On Fri, Sep 14, 2018 at 8:18 PM, mcatanzaro@gnome.org wrote:
On Fri, Sep 14, 2018 at 6:47 PM, Chris Murphy lists@colorremedies.com wrote:
I think it's just as problematic if the system is under memory pressure without sufficient swap, the kernel invokes OOM killer. My experience with OOM killer is in the realm of "ok so why don't you just kill...oh nice there goes sshd...I'm screwed" rather than killing firefox or chrome. I haven't dug into any of the logic the OOM killer is using, or whether it's configurable. But yeah top on my list of things to kill is the web browser because it has a session restore :-) and tends to be the biggest memory pig on the system by far.

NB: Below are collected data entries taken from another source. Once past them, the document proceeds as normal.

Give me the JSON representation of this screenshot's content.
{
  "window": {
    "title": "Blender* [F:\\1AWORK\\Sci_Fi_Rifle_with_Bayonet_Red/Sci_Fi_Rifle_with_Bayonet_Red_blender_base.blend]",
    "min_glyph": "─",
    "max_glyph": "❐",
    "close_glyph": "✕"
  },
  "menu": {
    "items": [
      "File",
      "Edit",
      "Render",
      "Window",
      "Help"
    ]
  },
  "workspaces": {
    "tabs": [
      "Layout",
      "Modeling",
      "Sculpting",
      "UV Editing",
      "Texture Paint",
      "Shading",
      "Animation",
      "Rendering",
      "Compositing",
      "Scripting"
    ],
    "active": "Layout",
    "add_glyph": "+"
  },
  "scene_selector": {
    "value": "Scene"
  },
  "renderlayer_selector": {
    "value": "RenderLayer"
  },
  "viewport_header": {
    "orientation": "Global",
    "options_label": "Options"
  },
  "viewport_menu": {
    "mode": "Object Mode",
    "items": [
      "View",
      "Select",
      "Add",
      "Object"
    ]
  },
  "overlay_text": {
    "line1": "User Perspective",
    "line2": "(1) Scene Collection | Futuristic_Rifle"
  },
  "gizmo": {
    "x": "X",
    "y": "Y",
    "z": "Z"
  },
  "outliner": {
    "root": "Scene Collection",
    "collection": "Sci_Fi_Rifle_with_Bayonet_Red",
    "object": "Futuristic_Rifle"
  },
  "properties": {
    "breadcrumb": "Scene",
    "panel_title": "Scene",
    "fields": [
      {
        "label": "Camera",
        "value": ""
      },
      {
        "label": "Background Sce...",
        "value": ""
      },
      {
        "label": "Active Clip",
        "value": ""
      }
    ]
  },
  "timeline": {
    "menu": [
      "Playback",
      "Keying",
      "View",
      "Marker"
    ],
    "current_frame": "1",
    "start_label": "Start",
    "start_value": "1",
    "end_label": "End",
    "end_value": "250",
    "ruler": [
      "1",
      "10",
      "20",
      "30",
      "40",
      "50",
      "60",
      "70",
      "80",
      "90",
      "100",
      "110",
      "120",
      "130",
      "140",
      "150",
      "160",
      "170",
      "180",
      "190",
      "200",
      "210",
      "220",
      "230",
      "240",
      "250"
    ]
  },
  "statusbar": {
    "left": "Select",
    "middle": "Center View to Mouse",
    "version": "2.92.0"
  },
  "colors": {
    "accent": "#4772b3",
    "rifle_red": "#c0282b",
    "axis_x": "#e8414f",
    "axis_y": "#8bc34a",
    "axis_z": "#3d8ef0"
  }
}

Is that really worse? Thing is, when Fedora Workstation starts swapping, the user loses control of the desktop and the only practical solution is to hold the power button. Hard to imagine losing random processes would be worse than that. (Let's not optimize for sshd; this is Workstation after all.)
OOM killer might be worse if it's really arbitrary or non-configurable. What if it kills PackageKit, or gvfsd, or the journal? A sluggish system to the point it's unusable is bad, but it's probably less bad than services silently dying. Anyway, both are bad.

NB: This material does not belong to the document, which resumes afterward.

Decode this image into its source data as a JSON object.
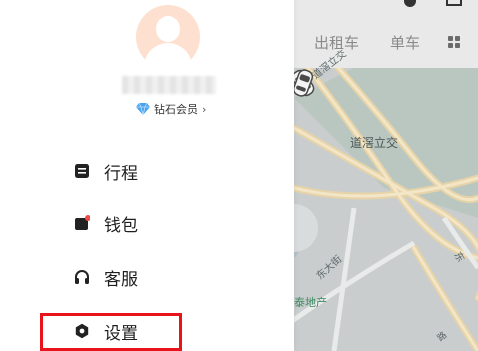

But also, my laptop has NVMe. When swap is NVMe backed, it's tolerable. And zswap moderates the performance drop well enough that I get a heads up to make adjustments.
The one instance I've hit memory pressure and hit the power button? Workstation Live in a VM with 1500MB RAM (which is 50% more than the minimum on the download page), it has no swap setup, and I almost immediately get the OOM killer upon launching the installer. Whereas if I activate swap to even a hard drive, it's tolerable even if slow. Way better than that is 'systemctl start zram' which runs a zram.service item included with the anaconda package, and it sets up swap backed by a zram device. This service is enabled by default on netinstalls but not Lives. I don't know why.
We handle swap really, *really* badly. I'm inclined to think that if we want to keep it, this situation needs to dramatically improve to guarantee that desktop interactivity isn't compromised.
The anaconda zram.service works well for installation environments. I haven't tested it for day to day.
I think the IoT folks are making swap on zram enabled in their default installation. Makes sense, there's a good way to cook eMMC quickly and it's swap.